Candidate Letters of Recommendation

You should obtain and upload two letters of recommendation from people you have worked with who can comment on your skills and potential success as an NJSBF Fellow, such as supervisors or professors. If you interned at your proposed host organization previously, you may use them as one of the letter writers.  Please make sure that the letters contain the name of the letter writer’s organization and contact information.

Project Description

This part should be a collaborative effort between the prospective host organization and the candidate and contain a detailed narrative about the work to be performed by the Fellow during their time as an NJSBF Fellow.  Please keep in mind, in developing the scope of work, that NJSBF is committed to diversity, equity, inclusion and belonging throughout all of its programs and activities. 

Eligible projects are those that benefit residents of the State of New Jersey, support underserved populations, and contain a legal education component.  In addition, because the Fellowship is made possible through funding from the IOLTA Fund of the Bar of New Jersey, the project shall comply with the purposes specified in New Jersey Court Rule 1:28A, which specifies that proceeds from the IOLTA Fund be used for one of the following purposes:

  1. Legal aid to the poor;
  2. Improvement in the administration of justice; and/or
  3. Education of lay persons in legal and justice related areas.

NJSBF believes that informed citizens are better citizens and a core component of NJSBF’s mission is to provide free law related information to the public.  Projects should include some aspect that serves the community.  Perhaps it is a webinar or flyer that presents Know Your Rights information to an underserved population.  Or maybe it is a public conference organized with other Fellows / organizations that addresses ongoing legal issues affecting low-income people.  NJSBF is looking for projects that fulfill its mission and have an impact on the community.  Be sure to describe how you will make that happen.

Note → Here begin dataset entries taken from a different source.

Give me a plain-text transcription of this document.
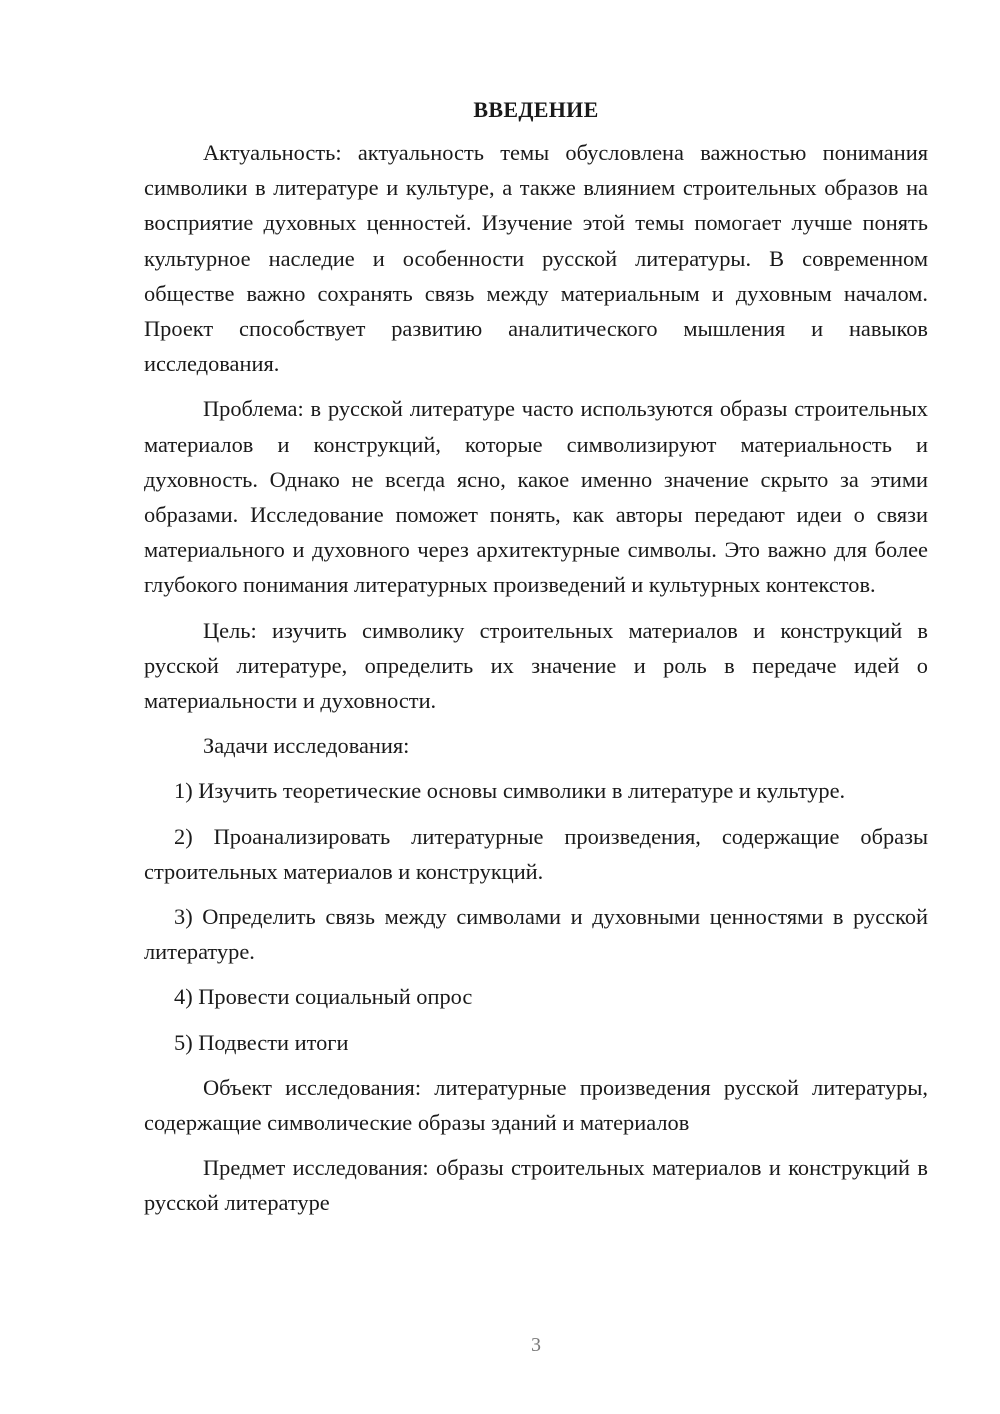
ВВЕДЕНИЕ

Актуальность: актуальность темы обусловлена важностью понимания символики в литературе и культуре, а также влиянием строительных образов на восприятие духовных ценностей. Изучение этой темы помогает лучше понять культурное наследие и особенности русской литературы. В современном обществе важно сохранять связь между материальным и духовным началом. Проект способствует развитию аналитического мышления и навыков исследования.

Проблема: в русской литературе часто используются образы строительных материалов и конструкций, которые символизируют материальность и духовность. Однако не всегда ясно, какое именно значение скрыто за этими образами. Исследование поможет понять, как авторы передают идеи о связи материального и духовного через архитектурные символы. Это важно для более глубокого понимания литературных произведений и культурных контекстов.

Цель: изучить символику строительных материалов и конструкций в русской литературе, определить их значение и роль в передаче идей о материальности и духовности.

Задачи исследования:

1) Изучить теоретические основы символики в литературе и культуре.

2) Проанализировать литературные произведения, содержащие образы строительных материалов и конструкций.

3) Определить связь между символами и духовными ценностями в русской литературе.

4) Провести социальный опрос

5) Подвести итоги

Объект исследования: литературные произведения русской литературы, содержащие символические образы зданий и материалов

Предмет исследования: образы строительных материалов и конструкций в русской литературе

3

Preference will be given to projects that fall within one or more of these areas of law: housing stability, education law (including special ed and student rights, such as the rights of incarcerated students), disability (including mental health and substance abuse), veterans, immigration, domestic violence and workers’ rights. 

The project description should include:

  • A one-sentence description of the project and the population it seeks to help
  • A statement of need describing the issues to be addressed and the reasons the project is timely
  • The goals of the project, including strategies, anticipated outcomes, and plans for sustainability beyond the Fellowship term
  • A description of how the project will be distinct from the work of staff attorneys or previous Fellows, if any
  • A timeline of the Fellowship project, broken down into six-month increments
  • A description of potential NJSBF involvement. Is there a way for NJSBF to be involved in or connected to your project?
  • An acknowledgment of similar services within the community, with a description of what distinguishes your project, and ways in which collaboration may be possible
  • A description of the technology and resources that will be available to the Fellow; whether the Fellow is working in-person, remotely or in a hybrid manner
  • Information about the candidate’s salary and benefits
Project Budget

This document should detail how the Host Organization plans to spend the $125,000 grant, along with a breakdown of any additional funds being used to support the Fellow’s work.  If non-NJSBF funding will be used to support the Fellow’s work, the source and status of that funding should be included.

After You Apply

After you submit your application, it will be reviewed by NJSBF staff for completeness and by NJSBF’s Fellowship Committee for final decisions.  The goal is to notify Fellowship recipients in early February 2024, with the Fellowship beginning in August.